Short interest is elevated but retreating. At 18.2% of the float, shorts remain a significant force. Yet the trend has shifted — positions have fallen roughly 9% over the past month and 5% over the past week alone, suggesting some short sellers are reducing exposure ahead of the print. The borrow market reflects that ease: availability is ample, cost to borrow runs at just 0.44%, and the ORTEX short score has slipped from a recent peak of 70.2 to 66.5 over the past two weeks. That's still a high absolute reading, but the directional move is notable.
Options positioning adds a further twist. The put/call ratio is running below its 20-day average at 0.53 — nearly 1.7 standard deviations to the bullish side — making this one of the more call-heavy setups of the past year relative to recent norms. The contrast with the short interest picture is sharp: options traders are tilting constructive into earnings while short sellers are trimming, not adding. The stock itself is up 8% over the past month to $14.42, recovering ground after a brutal February.
That February print is the shadow over this one.
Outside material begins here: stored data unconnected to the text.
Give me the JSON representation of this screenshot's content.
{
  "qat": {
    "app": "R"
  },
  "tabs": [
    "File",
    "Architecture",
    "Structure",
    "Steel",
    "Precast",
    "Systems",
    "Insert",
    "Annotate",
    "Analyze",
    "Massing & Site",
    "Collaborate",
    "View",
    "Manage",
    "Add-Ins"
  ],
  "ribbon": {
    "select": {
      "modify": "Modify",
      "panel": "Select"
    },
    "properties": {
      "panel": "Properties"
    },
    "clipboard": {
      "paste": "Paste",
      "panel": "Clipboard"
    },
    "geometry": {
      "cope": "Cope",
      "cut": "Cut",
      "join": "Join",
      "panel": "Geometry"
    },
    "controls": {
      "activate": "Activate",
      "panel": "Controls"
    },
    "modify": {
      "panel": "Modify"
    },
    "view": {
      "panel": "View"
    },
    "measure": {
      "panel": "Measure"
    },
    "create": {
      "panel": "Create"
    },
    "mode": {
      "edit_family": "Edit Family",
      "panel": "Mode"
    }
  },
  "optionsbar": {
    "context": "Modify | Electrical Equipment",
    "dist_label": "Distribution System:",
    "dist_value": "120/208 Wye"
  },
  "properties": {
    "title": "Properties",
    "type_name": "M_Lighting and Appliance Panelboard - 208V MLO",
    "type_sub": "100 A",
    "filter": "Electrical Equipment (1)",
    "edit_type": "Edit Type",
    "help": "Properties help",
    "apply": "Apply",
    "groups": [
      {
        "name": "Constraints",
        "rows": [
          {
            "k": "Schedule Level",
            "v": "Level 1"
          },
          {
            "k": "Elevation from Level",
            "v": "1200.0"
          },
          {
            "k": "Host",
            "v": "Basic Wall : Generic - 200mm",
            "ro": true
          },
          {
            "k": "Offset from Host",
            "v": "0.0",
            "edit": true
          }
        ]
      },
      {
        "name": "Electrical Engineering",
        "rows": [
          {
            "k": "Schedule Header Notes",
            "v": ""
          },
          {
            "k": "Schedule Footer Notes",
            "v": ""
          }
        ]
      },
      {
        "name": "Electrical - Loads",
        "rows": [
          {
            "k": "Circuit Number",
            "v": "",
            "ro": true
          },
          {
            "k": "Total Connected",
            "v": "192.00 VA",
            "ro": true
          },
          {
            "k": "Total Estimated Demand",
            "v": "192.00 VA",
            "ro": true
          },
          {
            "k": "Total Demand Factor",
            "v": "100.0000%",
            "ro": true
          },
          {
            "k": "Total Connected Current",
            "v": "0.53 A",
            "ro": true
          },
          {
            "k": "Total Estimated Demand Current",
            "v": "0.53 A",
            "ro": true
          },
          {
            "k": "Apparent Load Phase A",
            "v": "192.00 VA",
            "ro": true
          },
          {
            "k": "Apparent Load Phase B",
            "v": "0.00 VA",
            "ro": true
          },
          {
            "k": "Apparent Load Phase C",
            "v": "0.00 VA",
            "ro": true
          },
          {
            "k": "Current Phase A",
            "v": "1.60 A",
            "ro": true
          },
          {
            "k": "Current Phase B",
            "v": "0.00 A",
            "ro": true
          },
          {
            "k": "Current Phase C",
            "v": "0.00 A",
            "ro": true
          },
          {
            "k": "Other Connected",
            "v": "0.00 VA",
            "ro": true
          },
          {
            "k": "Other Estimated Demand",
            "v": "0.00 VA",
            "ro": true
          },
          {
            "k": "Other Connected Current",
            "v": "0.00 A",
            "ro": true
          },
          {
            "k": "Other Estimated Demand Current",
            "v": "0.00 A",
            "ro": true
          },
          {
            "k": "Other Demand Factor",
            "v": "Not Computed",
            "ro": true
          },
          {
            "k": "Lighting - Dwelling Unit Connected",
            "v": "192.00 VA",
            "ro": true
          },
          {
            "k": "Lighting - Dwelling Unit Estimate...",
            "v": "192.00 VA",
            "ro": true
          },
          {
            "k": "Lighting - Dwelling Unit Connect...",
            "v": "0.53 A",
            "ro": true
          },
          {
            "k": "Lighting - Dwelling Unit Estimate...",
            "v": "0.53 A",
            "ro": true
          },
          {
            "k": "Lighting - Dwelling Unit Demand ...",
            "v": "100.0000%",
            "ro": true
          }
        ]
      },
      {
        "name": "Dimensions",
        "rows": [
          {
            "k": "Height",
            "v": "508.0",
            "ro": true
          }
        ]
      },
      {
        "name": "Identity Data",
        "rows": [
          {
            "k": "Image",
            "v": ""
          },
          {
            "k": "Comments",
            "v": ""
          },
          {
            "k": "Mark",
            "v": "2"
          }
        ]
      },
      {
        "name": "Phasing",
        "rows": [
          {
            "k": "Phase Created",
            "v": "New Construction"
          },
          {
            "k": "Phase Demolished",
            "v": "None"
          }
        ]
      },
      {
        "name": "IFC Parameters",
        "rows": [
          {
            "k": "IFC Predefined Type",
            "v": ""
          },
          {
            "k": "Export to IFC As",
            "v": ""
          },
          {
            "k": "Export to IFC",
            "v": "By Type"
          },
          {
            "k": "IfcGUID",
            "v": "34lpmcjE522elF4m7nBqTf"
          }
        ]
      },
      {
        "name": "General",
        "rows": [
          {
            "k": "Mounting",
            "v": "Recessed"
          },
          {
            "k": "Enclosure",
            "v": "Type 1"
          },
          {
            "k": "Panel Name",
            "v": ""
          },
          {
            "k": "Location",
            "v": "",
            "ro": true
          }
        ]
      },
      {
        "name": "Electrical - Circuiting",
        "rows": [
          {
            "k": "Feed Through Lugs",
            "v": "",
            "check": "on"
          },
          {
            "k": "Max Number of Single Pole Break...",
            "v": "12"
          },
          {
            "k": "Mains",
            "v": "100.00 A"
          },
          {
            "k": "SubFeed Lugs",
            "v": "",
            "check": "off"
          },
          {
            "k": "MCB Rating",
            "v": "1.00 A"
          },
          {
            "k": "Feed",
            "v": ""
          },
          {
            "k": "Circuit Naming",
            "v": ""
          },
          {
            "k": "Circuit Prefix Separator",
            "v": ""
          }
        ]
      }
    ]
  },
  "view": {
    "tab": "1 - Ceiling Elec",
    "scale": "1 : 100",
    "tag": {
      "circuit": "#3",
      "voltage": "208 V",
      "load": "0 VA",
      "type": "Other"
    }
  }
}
Lyft fell nearly 16% the day after its Q4 results and lost a further 20% over the following five trading days — the kind of reaction that explains why short interest climbed into the high teens and why analyst consensus turned cautious. JP Morgan's Doug Anmuth trimmed his target to $17 from $19 on April 1, while Truist cut to $15. Both maintained neutral ratings. The mean target across the Street is $19.42 — a 35% premium to the current price — suggesting bulls still see recovery potential, though most analysts are unwilling to make a directional bet right now. The bull case centres on Lyft's hybrid AV strategy, Lyft Ads, and cost discipline through Flexdrive. Bears point to continued market share losses to and rising insurance and innovation costs weighing on margins. Notably, Lyft's EPS surprise factor scores in the 100th percentile — the company has consistently beaten estimates — which gives bulls something concrete to hang onto.
One ownership detail worth flagging: BlackRock added 24.3 million shares in Q1 2026, lifting its stake to 12.2% of shares. Millennium Management also disclosed a position of 6.4% of shares as of February. Those are meaningful conviction moves from institutional names that tend to act on data rather than momentum. On the insider side, the CEO made a modest open-market purchase of 7,490 shares in February at $13.38, though CFO Erin Lampert sold $1.2 million of stock around the same time — a mixed but not alarming signal.
The print will test whether Lyft's operational improvements are enough to reverse the February narrative — and whether the short sellers who have been quietly covering made the right call.